看護師は,基礎教育において問題解決思考である「看護過程」という思考と活動,患者・利用者・家族との相互関係の中で,信頼を得て看護実践を行うために必要な,看護理論,知識,技術,態度を学ぶ.情報収集,解釈,問題の予測・確認・明確化,計画立案,実施,評価をするなかで,対象の「個別性」と「多様性」は,私が看護学生であったかなり昔の看護教育において既にkey wordであり,これらはどの看護師養成基礎教育課程でも共通である.また「臨床判断」「臨床推論」のプロセスも看護師に必要な思考として扱われるようになった.看護師は,身体面・心理面・社会面から包括的に対象を捉え,対象の特徴にあった必要な実践を思考し,それを誰がどのように行うかを考える.

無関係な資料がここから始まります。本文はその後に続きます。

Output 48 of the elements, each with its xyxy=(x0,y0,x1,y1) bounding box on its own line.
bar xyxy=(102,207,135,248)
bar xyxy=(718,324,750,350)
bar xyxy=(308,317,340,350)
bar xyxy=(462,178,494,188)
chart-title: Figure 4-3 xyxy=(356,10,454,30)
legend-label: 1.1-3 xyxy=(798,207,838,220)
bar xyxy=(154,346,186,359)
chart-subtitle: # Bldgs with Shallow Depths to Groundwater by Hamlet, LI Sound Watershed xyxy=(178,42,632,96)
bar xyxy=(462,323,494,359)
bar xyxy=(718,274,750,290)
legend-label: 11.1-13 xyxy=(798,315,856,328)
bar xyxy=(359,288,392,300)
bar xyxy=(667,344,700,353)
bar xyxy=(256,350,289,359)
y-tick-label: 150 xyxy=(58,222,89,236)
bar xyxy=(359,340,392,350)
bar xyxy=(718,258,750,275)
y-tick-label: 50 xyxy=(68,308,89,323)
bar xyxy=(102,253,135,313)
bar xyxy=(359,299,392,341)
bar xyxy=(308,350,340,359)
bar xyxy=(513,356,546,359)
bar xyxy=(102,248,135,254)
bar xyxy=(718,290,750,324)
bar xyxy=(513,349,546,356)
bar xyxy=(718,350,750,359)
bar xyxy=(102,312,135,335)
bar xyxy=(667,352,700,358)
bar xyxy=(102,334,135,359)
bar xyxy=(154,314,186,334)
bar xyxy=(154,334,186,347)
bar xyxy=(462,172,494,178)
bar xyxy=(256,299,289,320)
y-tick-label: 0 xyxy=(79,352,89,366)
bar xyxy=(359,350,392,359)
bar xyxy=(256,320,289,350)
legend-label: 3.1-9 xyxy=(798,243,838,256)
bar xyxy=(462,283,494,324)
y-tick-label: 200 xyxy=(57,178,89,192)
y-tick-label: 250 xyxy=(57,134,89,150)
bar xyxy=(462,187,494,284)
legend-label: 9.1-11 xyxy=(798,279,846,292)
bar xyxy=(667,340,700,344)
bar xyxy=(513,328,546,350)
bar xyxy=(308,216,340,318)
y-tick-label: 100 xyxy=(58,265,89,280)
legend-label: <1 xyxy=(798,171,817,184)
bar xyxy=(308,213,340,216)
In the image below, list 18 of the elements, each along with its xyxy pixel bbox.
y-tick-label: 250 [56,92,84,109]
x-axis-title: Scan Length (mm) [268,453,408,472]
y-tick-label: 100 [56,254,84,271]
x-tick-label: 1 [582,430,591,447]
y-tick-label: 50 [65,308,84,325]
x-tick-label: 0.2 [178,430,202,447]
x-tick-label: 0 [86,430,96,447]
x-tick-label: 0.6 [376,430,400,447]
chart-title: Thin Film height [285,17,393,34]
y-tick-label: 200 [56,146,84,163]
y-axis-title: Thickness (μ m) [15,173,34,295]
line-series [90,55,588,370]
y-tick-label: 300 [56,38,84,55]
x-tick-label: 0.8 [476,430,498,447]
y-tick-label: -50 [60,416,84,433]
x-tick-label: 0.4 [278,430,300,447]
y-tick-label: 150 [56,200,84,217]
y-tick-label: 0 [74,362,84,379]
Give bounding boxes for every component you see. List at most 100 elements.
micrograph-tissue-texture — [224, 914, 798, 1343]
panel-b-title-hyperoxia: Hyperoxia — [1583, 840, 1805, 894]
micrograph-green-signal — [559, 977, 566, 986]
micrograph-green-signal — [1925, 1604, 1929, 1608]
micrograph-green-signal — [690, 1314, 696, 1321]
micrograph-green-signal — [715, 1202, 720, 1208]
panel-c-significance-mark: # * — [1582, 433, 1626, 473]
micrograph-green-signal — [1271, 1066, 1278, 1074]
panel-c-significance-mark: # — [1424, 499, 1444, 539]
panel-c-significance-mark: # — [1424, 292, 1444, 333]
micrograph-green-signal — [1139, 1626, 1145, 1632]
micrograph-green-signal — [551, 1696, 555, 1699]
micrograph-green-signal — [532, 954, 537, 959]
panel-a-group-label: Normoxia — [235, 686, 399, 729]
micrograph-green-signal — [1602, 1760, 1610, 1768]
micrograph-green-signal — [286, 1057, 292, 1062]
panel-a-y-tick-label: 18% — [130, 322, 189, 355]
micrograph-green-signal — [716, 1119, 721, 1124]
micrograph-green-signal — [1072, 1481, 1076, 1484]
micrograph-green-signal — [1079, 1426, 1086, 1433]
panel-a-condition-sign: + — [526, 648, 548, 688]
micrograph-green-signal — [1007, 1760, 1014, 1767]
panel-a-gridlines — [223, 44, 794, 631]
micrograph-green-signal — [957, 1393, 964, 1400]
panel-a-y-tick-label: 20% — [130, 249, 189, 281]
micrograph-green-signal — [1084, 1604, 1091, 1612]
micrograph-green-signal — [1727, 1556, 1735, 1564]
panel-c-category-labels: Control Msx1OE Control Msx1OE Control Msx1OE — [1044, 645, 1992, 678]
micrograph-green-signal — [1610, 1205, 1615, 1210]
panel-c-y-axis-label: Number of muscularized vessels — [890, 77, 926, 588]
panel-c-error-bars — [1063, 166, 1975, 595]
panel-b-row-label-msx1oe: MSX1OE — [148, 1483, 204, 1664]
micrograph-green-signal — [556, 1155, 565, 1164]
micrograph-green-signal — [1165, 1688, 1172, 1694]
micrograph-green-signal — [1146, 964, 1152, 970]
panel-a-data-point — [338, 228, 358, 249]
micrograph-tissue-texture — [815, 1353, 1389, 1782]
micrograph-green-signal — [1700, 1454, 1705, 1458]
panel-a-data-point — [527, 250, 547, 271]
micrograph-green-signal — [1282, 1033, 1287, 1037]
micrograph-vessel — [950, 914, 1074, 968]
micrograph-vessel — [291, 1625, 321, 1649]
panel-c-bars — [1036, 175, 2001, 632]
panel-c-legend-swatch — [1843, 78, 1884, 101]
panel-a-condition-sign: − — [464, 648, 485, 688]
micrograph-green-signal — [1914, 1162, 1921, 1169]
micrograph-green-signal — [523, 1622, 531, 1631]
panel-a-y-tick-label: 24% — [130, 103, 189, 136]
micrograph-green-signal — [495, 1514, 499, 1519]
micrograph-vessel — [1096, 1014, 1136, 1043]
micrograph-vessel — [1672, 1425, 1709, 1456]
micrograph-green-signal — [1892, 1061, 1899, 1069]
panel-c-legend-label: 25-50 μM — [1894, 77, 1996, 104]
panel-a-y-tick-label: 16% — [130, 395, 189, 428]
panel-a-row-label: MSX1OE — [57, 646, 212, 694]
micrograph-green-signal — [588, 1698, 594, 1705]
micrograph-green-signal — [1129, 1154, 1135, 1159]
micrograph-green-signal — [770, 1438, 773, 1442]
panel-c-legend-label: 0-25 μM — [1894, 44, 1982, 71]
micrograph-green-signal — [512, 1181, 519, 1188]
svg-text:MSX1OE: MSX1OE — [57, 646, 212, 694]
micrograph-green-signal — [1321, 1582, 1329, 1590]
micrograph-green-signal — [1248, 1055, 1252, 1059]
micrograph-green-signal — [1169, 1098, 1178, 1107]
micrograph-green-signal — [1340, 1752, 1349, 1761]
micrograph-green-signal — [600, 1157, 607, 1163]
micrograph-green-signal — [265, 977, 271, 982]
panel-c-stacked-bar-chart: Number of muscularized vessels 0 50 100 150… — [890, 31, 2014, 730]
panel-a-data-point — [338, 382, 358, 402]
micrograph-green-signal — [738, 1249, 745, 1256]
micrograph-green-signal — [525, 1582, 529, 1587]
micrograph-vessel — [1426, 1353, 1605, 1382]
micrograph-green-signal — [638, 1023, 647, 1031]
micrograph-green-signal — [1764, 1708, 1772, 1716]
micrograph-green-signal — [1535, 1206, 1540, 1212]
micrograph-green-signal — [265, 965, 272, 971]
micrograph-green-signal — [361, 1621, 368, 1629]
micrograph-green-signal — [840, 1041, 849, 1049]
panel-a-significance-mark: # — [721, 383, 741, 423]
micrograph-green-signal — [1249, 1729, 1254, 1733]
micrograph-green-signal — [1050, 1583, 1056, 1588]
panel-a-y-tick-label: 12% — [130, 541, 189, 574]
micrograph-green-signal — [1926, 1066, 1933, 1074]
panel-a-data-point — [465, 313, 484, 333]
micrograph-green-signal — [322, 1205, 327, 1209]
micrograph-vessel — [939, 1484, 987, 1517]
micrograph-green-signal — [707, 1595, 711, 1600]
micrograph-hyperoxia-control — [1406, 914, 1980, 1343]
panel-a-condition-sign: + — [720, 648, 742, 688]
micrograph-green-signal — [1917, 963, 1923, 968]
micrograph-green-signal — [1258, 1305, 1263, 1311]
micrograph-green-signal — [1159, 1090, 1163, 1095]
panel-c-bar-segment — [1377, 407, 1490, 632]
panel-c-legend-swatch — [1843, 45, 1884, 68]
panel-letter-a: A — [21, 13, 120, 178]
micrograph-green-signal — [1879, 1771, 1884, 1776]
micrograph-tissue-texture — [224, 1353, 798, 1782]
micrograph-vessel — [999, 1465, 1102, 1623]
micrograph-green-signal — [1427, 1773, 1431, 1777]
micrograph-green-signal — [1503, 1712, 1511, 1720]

今,看護師国家試験の直前となり,看護学生は「人生の今までの中で一番勉強している」と話す.私もこの時期大学受験よりも勉強した.テキパキと処置をこなし,患者さんやご家族に信頼される看護師を目指して,毎年多くの新人看護師が誕生する.「看護師の仕事」を多くの人に知っていただき,同じ医療チームの一員として育てていただきたい.